Hey i'm 15 years old and learning Objective-C as my first computer programming language. Right now i'm reading about 30 pages every second day, it may sound like i'm not reading enough but when i read a chapter i make sure i understand it 100% and then i go trough it one more time. But i still wonder if i'm reading enough pages per day.
How much do you guys recommend reading. Right now i have Summer vacation, but, lets say i have no vacation and its just a regular day.

Note: I have about 2-4 hours of available time every day.

Thanks in advance


out of interest did you learn C first? or know another language first?

i got advised to learn C before moving onto objective C so thats what im doing.
 
well starting with C can help,

I would say go through the book and i am assuming they show coding examples and get you to create some projects.
What i would recommend is after you have made them, play around with them and kind of mod the project so you change certain parts of it and really get a feel for what ever you are making.

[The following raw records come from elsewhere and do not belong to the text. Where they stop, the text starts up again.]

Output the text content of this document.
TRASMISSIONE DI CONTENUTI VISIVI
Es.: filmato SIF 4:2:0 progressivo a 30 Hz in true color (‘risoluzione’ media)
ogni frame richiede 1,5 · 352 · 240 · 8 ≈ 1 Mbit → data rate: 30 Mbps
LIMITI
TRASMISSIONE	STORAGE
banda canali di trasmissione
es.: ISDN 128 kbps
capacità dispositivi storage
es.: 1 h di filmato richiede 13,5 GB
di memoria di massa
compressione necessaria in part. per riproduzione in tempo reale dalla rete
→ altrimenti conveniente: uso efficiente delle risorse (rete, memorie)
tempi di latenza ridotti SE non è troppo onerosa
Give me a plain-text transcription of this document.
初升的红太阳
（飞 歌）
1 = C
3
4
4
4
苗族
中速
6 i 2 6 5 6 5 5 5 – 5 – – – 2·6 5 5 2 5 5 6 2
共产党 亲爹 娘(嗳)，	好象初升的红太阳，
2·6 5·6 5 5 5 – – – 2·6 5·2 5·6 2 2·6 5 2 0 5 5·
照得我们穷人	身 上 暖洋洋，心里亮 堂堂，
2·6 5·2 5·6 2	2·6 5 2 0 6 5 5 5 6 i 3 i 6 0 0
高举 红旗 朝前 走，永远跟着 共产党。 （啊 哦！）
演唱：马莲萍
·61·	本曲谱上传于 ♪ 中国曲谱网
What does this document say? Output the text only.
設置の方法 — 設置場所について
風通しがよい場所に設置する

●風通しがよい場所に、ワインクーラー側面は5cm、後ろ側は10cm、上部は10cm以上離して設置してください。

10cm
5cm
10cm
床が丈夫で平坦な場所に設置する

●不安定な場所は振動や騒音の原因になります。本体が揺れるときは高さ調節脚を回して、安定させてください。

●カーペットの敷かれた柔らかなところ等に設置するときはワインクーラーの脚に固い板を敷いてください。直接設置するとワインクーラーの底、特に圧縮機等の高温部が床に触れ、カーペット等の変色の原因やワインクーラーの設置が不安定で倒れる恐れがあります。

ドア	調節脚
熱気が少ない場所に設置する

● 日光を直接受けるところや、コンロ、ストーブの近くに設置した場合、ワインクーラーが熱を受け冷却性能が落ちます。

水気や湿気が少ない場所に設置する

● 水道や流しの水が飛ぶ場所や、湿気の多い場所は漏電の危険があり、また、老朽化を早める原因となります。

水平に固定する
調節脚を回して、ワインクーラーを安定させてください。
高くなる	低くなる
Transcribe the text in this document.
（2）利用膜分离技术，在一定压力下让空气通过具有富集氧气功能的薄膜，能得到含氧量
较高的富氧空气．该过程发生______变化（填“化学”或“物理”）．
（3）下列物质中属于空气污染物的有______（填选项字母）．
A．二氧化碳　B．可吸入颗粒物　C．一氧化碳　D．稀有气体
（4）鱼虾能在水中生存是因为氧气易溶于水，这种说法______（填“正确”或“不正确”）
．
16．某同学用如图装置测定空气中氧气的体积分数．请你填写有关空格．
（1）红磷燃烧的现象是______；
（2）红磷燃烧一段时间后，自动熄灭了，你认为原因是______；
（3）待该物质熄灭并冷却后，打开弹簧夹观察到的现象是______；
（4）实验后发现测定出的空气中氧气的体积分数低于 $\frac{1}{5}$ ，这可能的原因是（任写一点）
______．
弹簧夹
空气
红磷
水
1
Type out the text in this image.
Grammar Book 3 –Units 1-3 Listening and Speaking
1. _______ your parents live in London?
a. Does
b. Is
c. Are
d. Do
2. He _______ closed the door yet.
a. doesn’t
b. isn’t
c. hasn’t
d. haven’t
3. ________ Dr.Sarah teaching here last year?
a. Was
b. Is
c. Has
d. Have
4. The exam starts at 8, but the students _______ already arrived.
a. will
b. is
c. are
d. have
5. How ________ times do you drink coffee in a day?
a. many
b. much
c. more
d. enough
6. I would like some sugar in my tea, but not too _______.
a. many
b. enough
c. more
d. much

Read as much as you like, but some stuff just may not make 100% sense untill you get to the end and come back and look at it, and other stuff you may think you know but when you come back to it later you may find you were wrong.

Also if you are going to try and make apps for example, i would suggest starting by making something you would want to make (something simple to) so atleast then you can have fun making it rather than just making for someone else
 
Well... does the book teach you about pointers?
Really, you need to know some C before you learn Objective-C. Pointers, and how they work with memory is important since so many people have problems with memory leaks and over-releasing (crashes).

Then there are little gotchas (declaring variables at beginning of scope in a switch, and I"m sure there are others).

Objective-C as a first language isn't a good choice at all IMO.

The very first thing you learn is how to instruct a computer to do work for you.
Flow control and other fundamentals. Even that stuff takes a while to master, the last thing I would want to worry about is memory management, pointers, non-descriptive compiler errors and warnings.

I always advocate a learning language like Turing or VB first - that's how I learned.

But yeah, maybe you could be John Carmack and be completely self-taught, then again, there is only 1 John Carmack.